Antonio Carlos
Egypto
PAPA FRANCISCO: CONQUISTANDO CORAÇÕES (Francisco: El Padre Jorge). Argentina/Espanha, 2015. Direção: Beda DoCampo Feijóo. Com Darío Grandinetti, Silvia Abascal,
Anabella Agostini, Gabriel Gallicchio, Leonor Manso. 105 min.
O papa Francisco é uma figura pública das mais
admiráveis da atualidade. Por seu
despojamento, sua simplicidade ao exercer o poder que tem, pela procura por
ouvir, acolher e entender mais do que julgar ou restringir as pessoas e a
diversidade humana.
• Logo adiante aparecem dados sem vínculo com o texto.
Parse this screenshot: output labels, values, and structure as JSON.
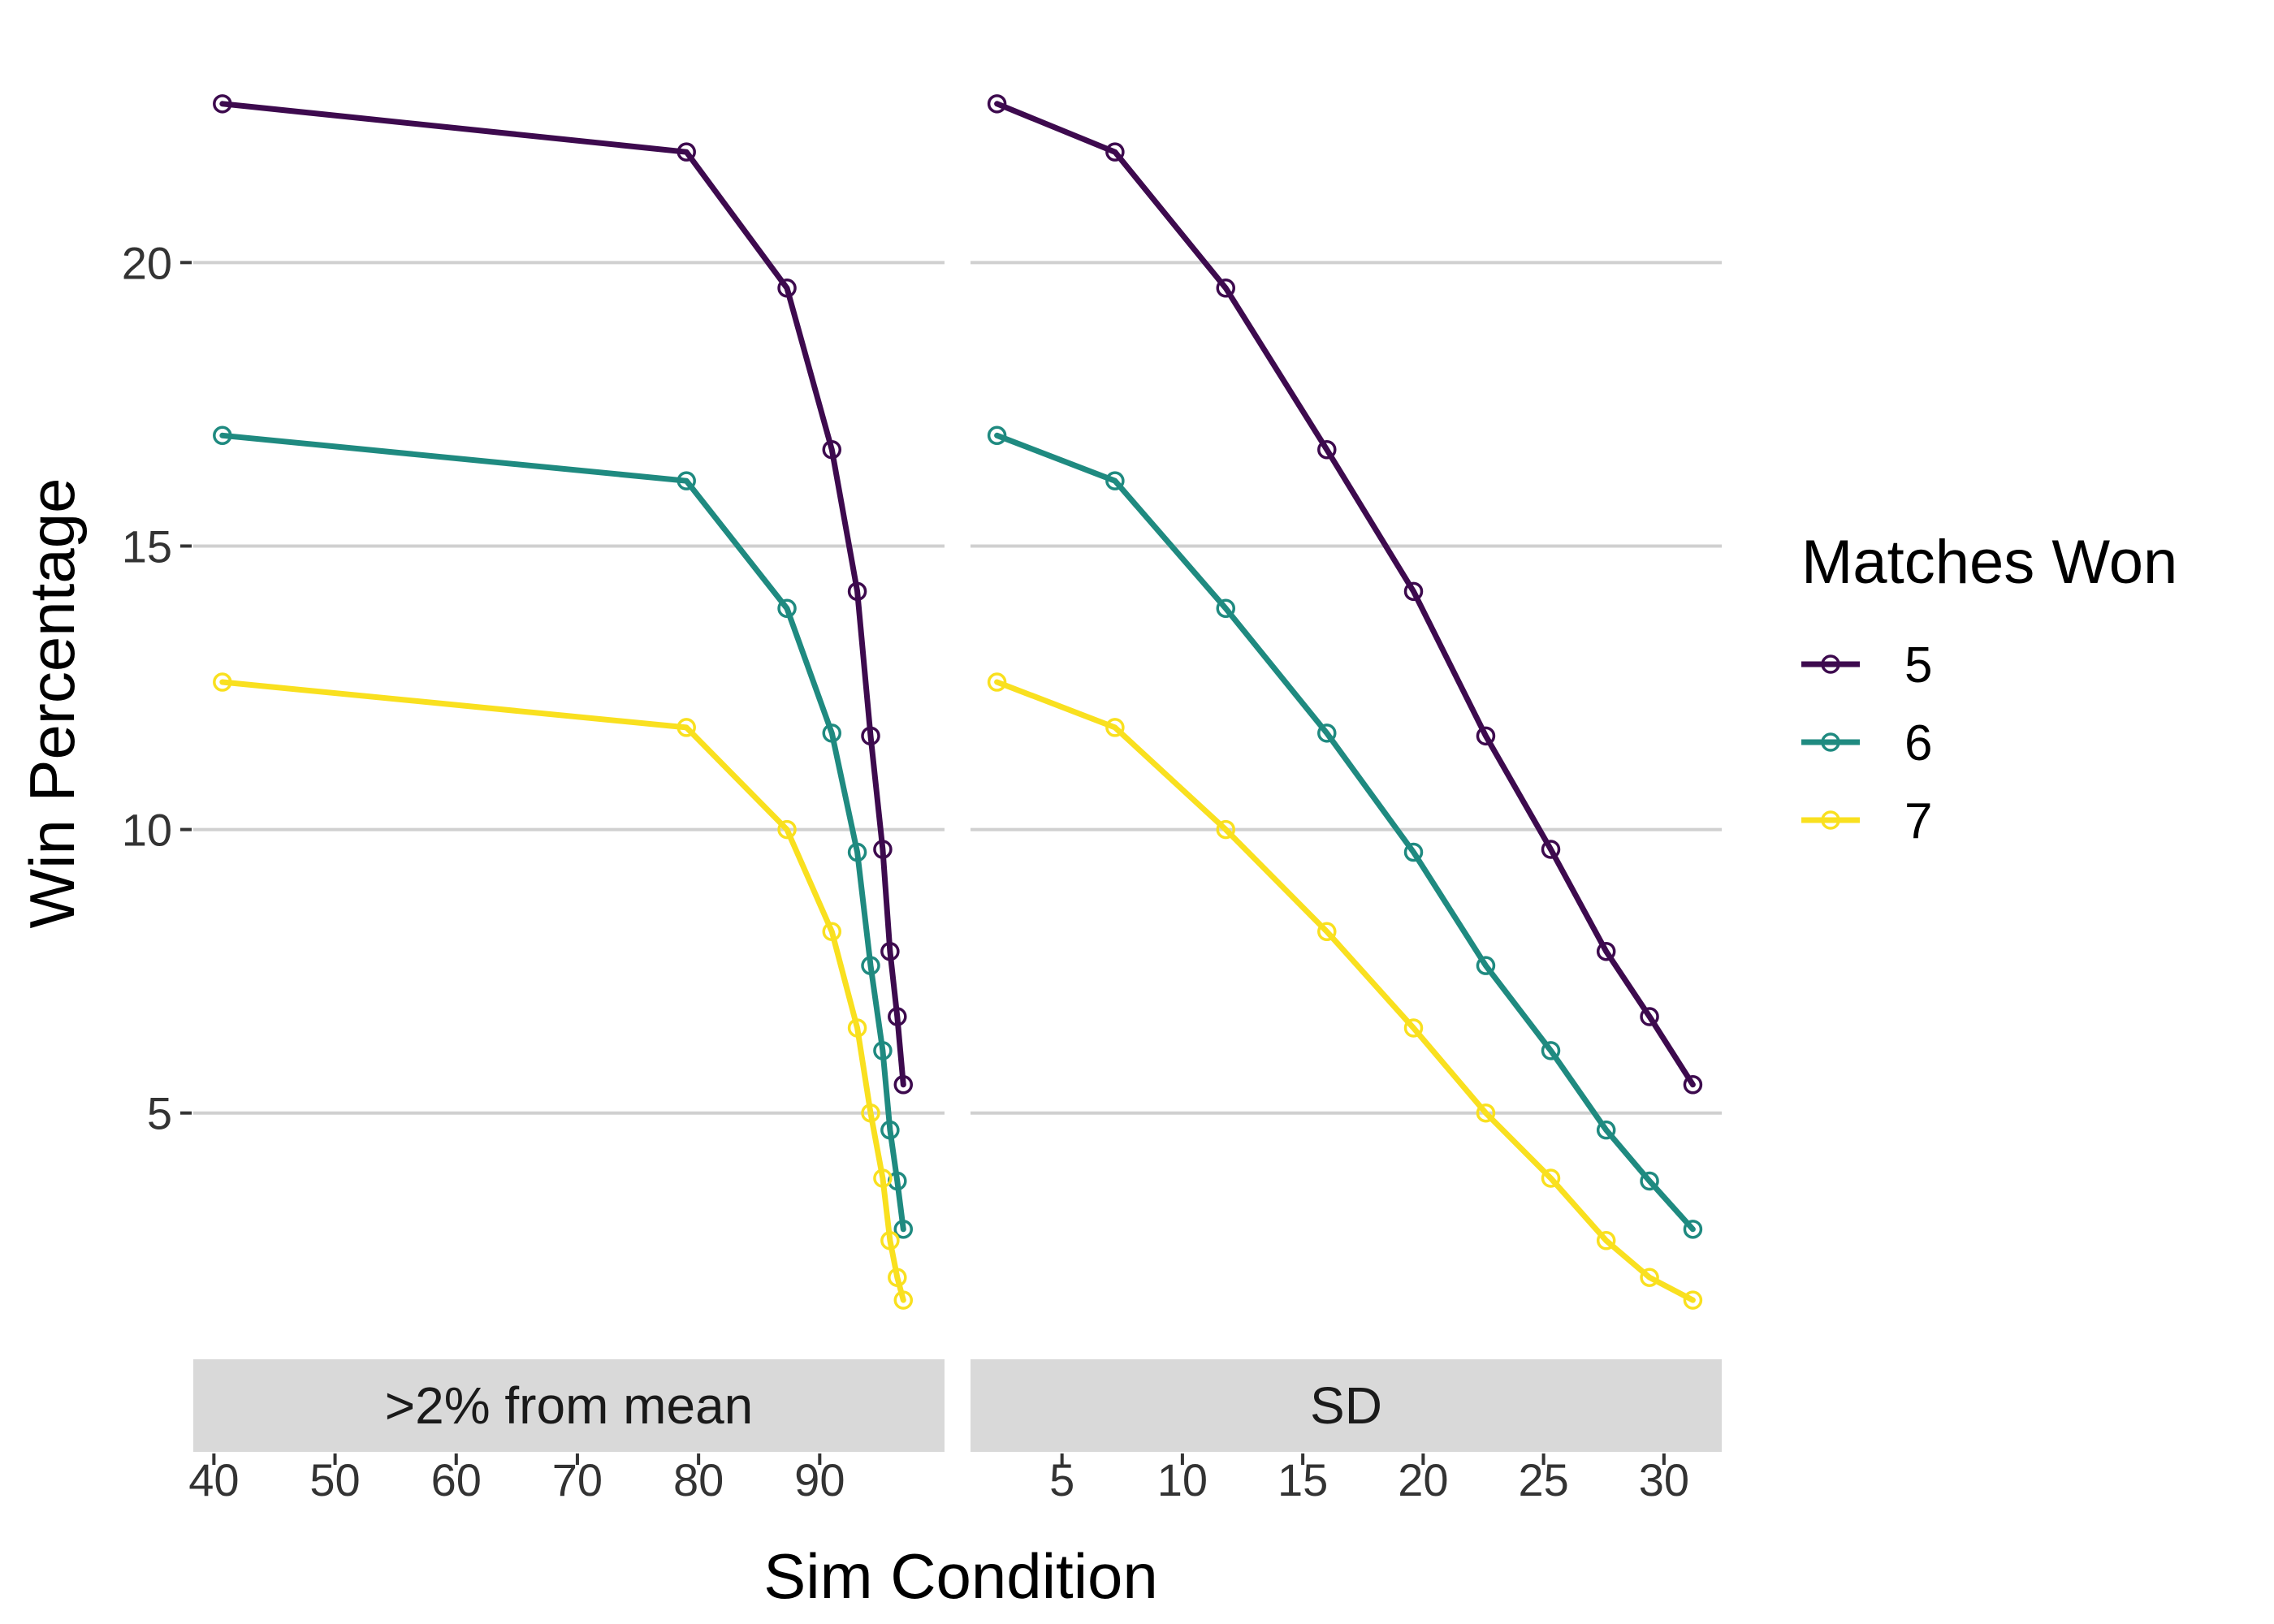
{
  "chart_data": {
    "type": "line",
    "xlabel": "Sim Condition",
    "ylabel": "Win Percentage",
    "y_ticks": [
      5,
      10,
      15,
      20
    ],
    "ylim": [
      1.0,
      23.8
    ],
    "grid": "horizontal-major",
    "legend": {
      "title": "Matches Won",
      "placement": "right",
      "entries": [
        "5",
        "6",
        "7"
      ]
    },
    "colors": {
      "5": "#3d0a4e",
      "6": "#1f8a80",
      "7": "#f9e01f"
    },
    "panels": [
      {
        "strip": ">2% from mean",
        "x_ticks": [
          40,
          50,
          60,
          70,
          80,
          90
        ],
        "xlim": [
          38.3,
          100.3
        ],
        "x": [
          40.7,
          79.0,
          87.3,
          91.0,
          93.1,
          94.2,
          95.2,
          95.8,
          96.4,
          96.9
        ],
        "series": [
          {
            "name": "5",
            "values": [
              22.8,
              21.95,
              19.55,
              16.7,
              14.2,
              11.65,
              9.65,
              7.85,
              6.7,
              5.5
            ]
          },
          {
            "name": "6",
            "values": [
              16.95,
              16.15,
              13.9,
              11.7,
              9.6,
              7.6,
              6.1,
              4.7,
              3.8,
              2.95
            ]
          },
          {
            "name": "7",
            "values": [
              12.6,
              11.8,
              10.0,
              8.2,
              6.5,
              5.0,
              3.85,
              2.75,
              2.1,
              1.7
            ]
          }
        ]
      },
      {
        "strip": "SD",
        "x_ticks": [
          5,
          10,
          15,
          20,
          25,
          30
        ],
        "xlim": [
          1.2,
          32.4
        ],
        "x": [
          2.3,
          7.2,
          11.8,
          16.0,
          19.6,
          22.6,
          25.3,
          27.6,
          29.4,
          31.2
        ],
        "series": [
          {
            "name": "5",
            "values": [
              22.8,
              21.95,
              19.55,
              16.7,
              14.2,
              11.65,
              9.65,
              7.85,
              6.7,
              5.5
            ]
          },
          {
            "name": "6",
            "values": [
              16.95,
              16.15,
              13.9,
              11.7,
              9.6,
              7.6,
              6.1,
              4.7,
              3.8,
              2.95
            ]
          },
          {
            "name": "7",
            "values": [
              12.6,
              11.8,
              10.0,
              8.2,
              6.5,
              5.0,
              3.85,
              2.75,
              2.1,
              1.7
            ]
          }
        ]
      }
    ]
  }
}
É um homem que
pratica o que prega e o faz com humildade.
Sua inserção neste nosso cada vez mais insensato mundo trouxe um sopro
de tolerância e liberdade, que há muito se fazia necessário, sobretudo partindo
da poderosa Igreja Católica.
Chega a seu quarto ano de papado e ganha uma
cinebiografia para celebrá-lo. O
personagem é cativante e merece o apoio que tem recebido dos homens e mulheres
de bem, sejam religiosos ou não. O
problema que esse tipo de filme pode trazer é ser chapa-branca e servir apenas
à propaganda ou propagação de uma religião.
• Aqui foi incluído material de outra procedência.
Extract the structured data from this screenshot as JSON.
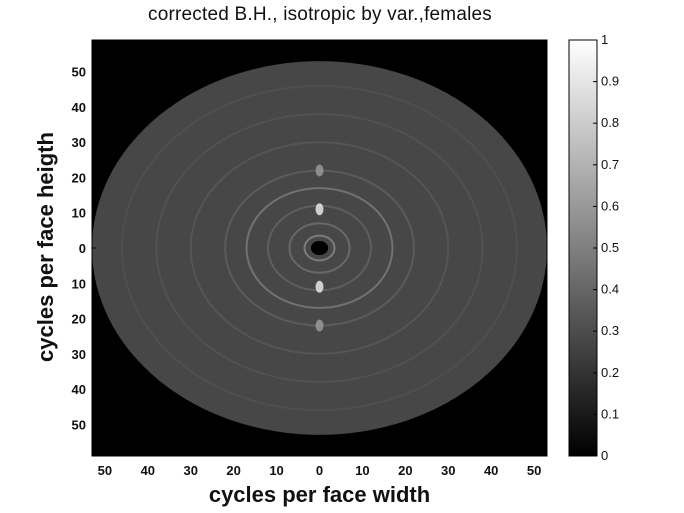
{
  "chart_data": {
    "type": "heatmap",
    "title": "corrected B.H., isotropic by var.,females",
    "xlabel": "cycles per face width",
    "ylabel": "cycles per face heigth",
    "x_ticks": [
      {
        "label": "50",
        "value": -50
      },
      {
        "label": "40",
        "value": -40
      },
      {
        "label": "30",
        "value": -30
      },
      {
        "label": "20",
        "value": -20
      },
      {
        "label": "10",
        "value": -10
      },
      {
        "label": "0",
        "value": 0
      },
      {
        "label": "10",
        "value": 10
      },
      {
        "label": "20",
        "value": 20
      },
      {
        "label": "30",
        "value": 30
      },
      {
        "label": "40",
        "value": 40
      },
      {
        "label": "50",
        "value": 50
      }
    ],
    "y_ticks": [
      {
        "label": "50",
        "value": 50
      },
      {
        "label": "40",
        "value": 40
      },
      {
        "label": "30",
        "value": 30
      },
      {
        "label": "20",
        "value": 20
      },
      {
        "label": "10",
        "value": 10
      },
      {
        "label": "0",
        "value": 0
      },
      {
        "label": "10",
        "value": -10
      },
      {
        "label": "20",
        "value": -20
      },
      {
        "label": "30",
        "value": -30
      },
      {
        "label": "40",
        "value": -40
      },
      {
        "label": "50",
        "value": -50
      }
    ],
    "xlim": [
      -53,
      53
    ],
    "ylim": [
      -59,
      59
    ],
    "disk_radius": 53,
    "colormap": "gray",
    "colorbar": {
      "range": [
        0,
        1
      ],
      "ticks": [
        "0",
        "0.1",
        "0.2",
        "0.3",
        "0.4",
        "0.5",
        "0.6",
        "0.7",
        "0.8",
        "0.9",
        "1"
      ]
    },
    "features": [
      {
        "shape": "disk",
        "radius": 53,
        "value": 0.28
      },
      {
        "shape": "center-hole",
        "radius": 2,
        "value": 0.0
      },
      {
        "shape": "ring",
        "radius": 3.5,
        "value": 0.55
      },
      {
        "shape": "ring",
        "radius": 7,
        "value": 0.45
      },
      {
        "shape": "ring",
        "radius": 12,
        "value": 0.4
      },
      {
        "shape": "ring",
        "radius": 17,
        "value": 0.5
      },
      {
        "shape": "ring",
        "radius": 22,
        "value": 0.38
      },
      {
        "shape": "ring",
        "radius": 30,
        "value": 0.35
      },
      {
        "shape": "ring",
        "radius": 38,
        "value": 0.33
      },
      {
        "shape": "ring",
        "radius": 46,
        "value": 0.32
      },
      {
        "shape": "spot",
        "x": 0,
        "y": 11,
        "value": 0.9
      },
      {
        "shape": "spot",
        "x": 0,
        "y": -11,
        "value": 0.9
      },
      {
        "shape": "spot",
        "x": 0,
        "y": 22,
        "value": 0.6
      },
      {
        "shape": "spot",
        "x": 0,
        "y": -22,
        "value": 0.6
      }
    ],
    "colors": {
      "background": "#000000",
      "axis": "#000000",
      "page": "#ffffff"
    }
  }
}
Ou só falar aos já convertidos. O
título em português: “Papa Francisco: Conquistando Corações” só reforça essa
impressão marqueteira. No entanto, o
título original é outra coisa: “Francisco: El Padre Jorge” e corresponde muito
melhor ao que é o filme e ao personagem que retrata.
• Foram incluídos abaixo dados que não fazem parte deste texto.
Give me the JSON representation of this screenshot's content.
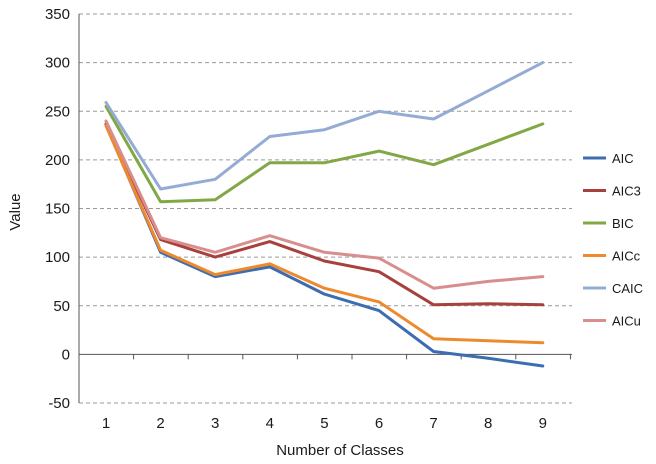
{
  "chart_data": {
    "type": "line",
    "title": "",
    "xlabel": "Number of Classes",
    "ylabel": "Value",
    "x": [
      1,
      2,
      3,
      4,
      5,
      6,
      7,
      8,
      9
    ],
    "ylim": [
      -50,
      350
    ],
    "yticks": [
      -50,
      0,
      50,
      100,
      150,
      200,
      250,
      300,
      350
    ],
    "grid": "horizontal dashed",
    "legend_position": "right",
    "series": [
      {
        "name": "AIC",
        "color": "#3d6db0",
        "values": [
          236,
          105,
          80,
          90,
          62,
          45,
          3,
          -4,
          -12
        ]
      },
      {
        "name": "AIC3",
        "color": "#a8403c",
        "values": [
          237,
          118,
          100,
          116,
          96,
          85,
          51,
          52,
          51
        ]
      },
      {
        "name": "BIC",
        "color": "#82a846",
        "values": [
          255,
          157,
          159,
          197,
          197,
          209,
          195,
          216,
          237
        ]
      },
      {
        "name": "AICc",
        "color": "#ec8a2d",
        "values": [
          235,
          107,
          82,
          93,
          68,
          54,
          16,
          14,
          12
        ]
      },
      {
        "name": "CAIC",
        "color": "#94acd4",
        "values": [
          259,
          170,
          180,
          224,
          231,
          250,
          242,
          271,
          300
        ]
      },
      {
        "name": "AICu",
        "color": "#d98e8e",
        "values": [
          240,
          120,
          105,
          122,
          105,
          99,
          68,
          75,
          80
        ]
      }
    ]
  }
}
Jorge Bergoglio, o padre Jorge, que se tornou papa, o
primeiro da América Latina, é uma pessoa forjada no convívio com as questões
sociais de uma região empobrecida. Sendo
um homem de ir às ruas e ao contato com as pessoas, desenvolveu sensibilidade
para ir muito além da doutrina e suas regras, o que seu antecessor Bento XVI,
Joseph Ratzinger, não demonstrava. O
filme mostra isso e coloca claramente os dois polos, o inovador e o
conservador, mas não só não faz qualquer crítica ao papa que renunciou como
cita uma fala de Francisco, colocando como corajoso e revolucionário o seu ato
surpreendente de renúncia. Certamente
não convinha a crítica direta ou a comparação de estilos. Seria quase afrontoso fazê-lo, tão gritante é
essa diferença.
Da mesma maneira, o filme cita os escândalos da
pedofilia na igreja e o do Banco do Vaticano, mas não lida com esses
temas. Do casamento gay nem se
fala. A questão do aborto aparece numa
cena do papa, confortando uma fiel, que chorava e se dizia arrependida de ter
tirado o feto. Terrível, mas algo
passível de ser acolhido ou perdoado. A
questão é mais complexa e pode dispensar essa culpa toda, mas já há algum
avanço aí.
De resto, o filme mostra a evolução do padre Jorge em
cenas muito menos convincentes sobre a sua juventude, relações familiares e
interesse por eventuais namoradas do que na sua vida adulta de padre, bispo,
cardeal de Buenos Aires. Em parte,
porque o ator que faz o jovem padre Jorge, Gabriel Gallicchio, não é muito
expressivo no papel, enquanto o grande ator argentino Darío Grandinetti encarna
magistralmente o papa Francisco. Já
conhecido do público brasileiro por filmes como “Fale Com Ela” e “Julieta”,
ambos de Pedro Almodóvar, ou “Relatos Selvagens”, de Damián Szifron.
A narrativa explora o período que envolve o conclave
que elegeu Ratzinger e depois, o que elegeu Bergoglio, por meio do
relacionamento do padre Jorge com a jornalista Ana, papel da ótima atriz
espanhola Silvia Abascal, cuja parceria com Grandinetti resulta estupenda.
A trama está longe de apresentar uma história
simplificada ou adocicada. Mostra os
conflitos, as dificuldades e as questões que envolveram Bergoglio e a ditadura
militar argentina, incluindo as denúncias feitas quando o atual papa
assumiu. Explica e defende o papel que
ele teve naquela ocasião, junto aos padres jesuítas sequestrados, além de
outros atos de solidariedade que, como mostra o filme, parecem não só comuns
como definidores da personalidade e da atuação do padre Jorge.
Enfim, é um filme que se vê e se aprecia muito bem e
que não entra naquela categoria indesejável de filme religioso de
propaganda. É uma boa produção, dirigida
por Beda DoCampo Feijóo, cineasta nascido em Vigo, na Espanha, mas radicado na
Argentina desde que era bebê, para onde se mudou sua família. Baseou-se no romance Pope Francis, Life and Revolution, de Elisabetta Pique, jornalista
argentina, nascida em Florença, na Itália, correspondente do jornal La Nación, no Vaticano.